FDR ended his second term in 1940 achieving mediocre success with the Great Depression. However, when the U.S. found itself in danger of being pulled into World War II, voters felt uncomfortable at the thought of leadership change. In times of crisis, people often prefer to stick with the familiar. Although he was hesitant to do so, Roosevelt ran for a third term and won, breaking Washington’s precedence that he set 150 years earlier. 

Four years later, the world continued to burn and the American public felt they still needed  FDR’s leadership. This time, he needed no convincing and ran for an unprecedented fourth term. It was believed that he felt obligated to see to the end of World War II, in spite of his rapidly deteriorating health. He won the election, but would not live long enough to serve out the term. President Roosevelt died a mere three months after his fourth inauguration.

The Republican Party’s Response

Roosevelt’s four-term win shook the Republican party to its core. They feared that his lengthy stay in the White House would set a dangerous precedent. While it was understandable that the country needed stable leadership during a tumultuous period, they argued that in times of peace there was no reason for a president to stay in power for so long. When they took control of both sides of Congress in 1946, no one was surprised when the Republicans immediately pushed for an amendment that would limit future presidents to two terms. 

Critics derided their actions and considered it a partisan revenge. Elmer Davis, journalist and head of the Office of War Information during World War II, remarked, “They could never beat him when he was alive, so they beat him when he was dead.” Nevertheless, with a Republican-controlled Congress and the support of Southern Democrats, the Twenty-Second Amendment was passed in 1947, with the Senate voting 59-23, and the House voting 285-121. It was fully ratified by the states in 1951.


The Twenty-Second Amendment limits the presidential office to two terms, making Washington’s established tradition an official law. 

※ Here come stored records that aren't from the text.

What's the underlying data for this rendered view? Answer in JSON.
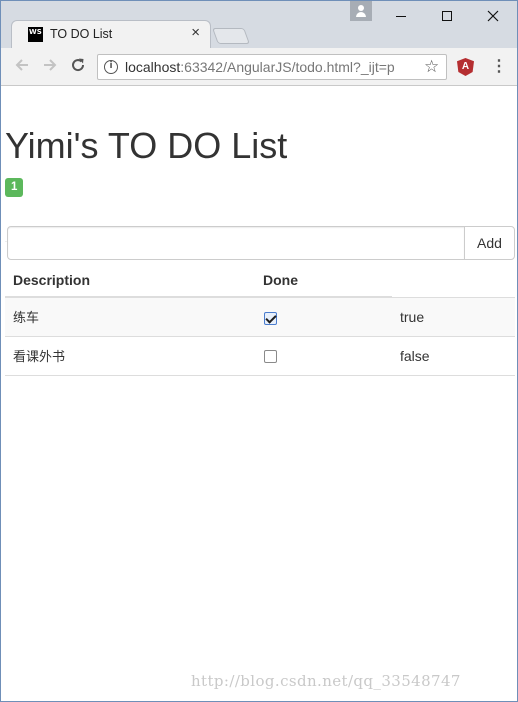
{
  "browser": {
    "tab_title": "TO DO List",
    "tab_close": "×",
    "tab_favicon_text": "WS",
    "url_host": "localhost",
    "url_rest": ":63342/AngularJS/todo.html?_ijt=p",
    "icons": [
      "user-icon",
      "back-icon",
      "forward-icon",
      "reload-icon",
      "info-icon",
      "star-icon",
      "angular-extension-icon",
      "menu-icon"
    ]
  },
  "page": {
    "title": "Yimi's TO DO List",
    "badge_count": "1",
    "add_input_value": "",
    "add_button_label": "Add",
    "table": {
      "headers": [
        "Description",
        "Done"
      ],
      "rows": [
        {
          "description": "练车",
          "done": true,
          "done_text": "true"
        },
        {
          "description": "看课外书",
          "done": false,
          "done_text": "false"
        }
      ]
    },
    "watermark": "http://blog.csdn.net/qq_33548747"
  },
  "colors": {
    "badge": "#5cb85c",
    "angular_icon": "#b52e31",
    "desktop": "#2b579a"
  }
}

The Founding Fathers did not include term limits in the Constitution because they wanted to account for unforeseen circumstances which may require a President to stay in office longer than the minimally required four years. Washington inadvertently created a precedent of two terms, which seemed like a happy medium for his successors. Regardless, many challenged the Framers’ decision over the years and submitted versions of term limit amendments, with no success. It took Roosevelt’s four-term win streak to convince Congress that limitations were needed.

Since then, several presidents have questioned and even criticized the Twenty-Second Amendment. Harry Truman vehemently opposed it,calling it, “one of the worst that has been put into the Constitution, except for the Prohibition Amendment.” Ronald Reagan argued that term limits interfered with the rights of the people and wanted to repeal the amendment. Bill Clinton felt he would have won again if he ran for a third term, adding that the amendment should be changed to reflect an improved life expectancy. Barack Obama also wished he could run again and remarked, “There’s a lot that I’d like to do to keep America moving, but the law’s the law.

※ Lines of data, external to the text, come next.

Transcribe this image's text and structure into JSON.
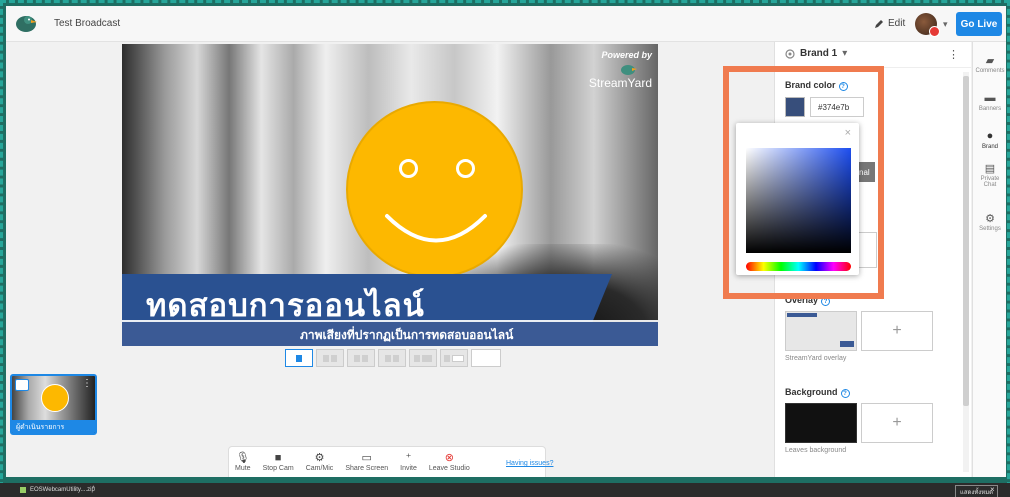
{
  "header": {
    "broadcast_title": "Test Broadcast",
    "edit_label": "Edit",
    "go_live_label": "Go Live"
  },
  "stage": {
    "powered_by": "Powered by",
    "streamyard_text": "StreamYard",
    "banner_title": "ทดสอบการออนไลน์",
    "banner_subtitle": "ภาพเสียงที่ปรากฏเป็นการทดสอบออนไลน์"
  },
  "participant": {
    "name": "ผู้ดำเนินรายการ"
  },
  "controls": [
    {
      "label": "Mute",
      "icon": "mic-icon"
    },
    {
      "label": "Stop Cam",
      "icon": "camera-icon"
    },
    {
      "label": "Cam/Mic",
      "icon": "gear-icon"
    },
    {
      "label": "Share Screen",
      "icon": "monitor-icon"
    },
    {
      "label": "Invite",
      "icon": "add-user-icon"
    },
    {
      "label": "Leave Studio",
      "icon": "leave-icon"
    }
  ],
  "having_issues": "Having issues?",
  "panel": {
    "brand_name": "Brand 1",
    "brand_color_label": "Brand color",
    "brand_color_hex": "#374e7b",
    "theme_stub": "nal",
    "overlay_label": "Overlay",
    "overlay_caption": "StreamYard overlay",
    "background_label": "Background",
    "background_caption": "Leaves background",
    "add_symbol": "+"
  },
  "tabs": [
    {
      "label": "Comments",
      "icon": "comment-icon"
    },
    {
      "label": "Banners",
      "icon": "banner-icon"
    },
    {
      "label": "Brand",
      "icon": "palette-icon"
    },
    {
      "label": "Private Chat",
      "icon": "chat-icon"
    },
    {
      "label": "Settings",
      "icon": "gear-icon"
    }
  ],
  "picker": {
    "close_symbol": "×"
  },
  "taskbar": {
    "file_name": "EOSWebcamUtility....zip",
    "show_all": "แสดงทั้งหมด",
    "close_symbol": "×"
  },
  "colors": {
    "accent": "#1e88e5",
    "brand": "#374e7b",
    "highlight": "#f07b4f",
    "banner": "#2a5191"
  }
}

There have been very few Supreme Court cases that directly address the Twenty-Second Amendment. 

  • In U.S. Term Limits, Inc. v. Thornton (1995), Amendment 73 was added to the Arkansas state constitution, which added term limits to members of Congress. The Supreme Court ruled that the states cannot alter any Congressional qualifications that have been laid out in the Constitution. Therefore, any state Congressional term limit is considered unconstitutional.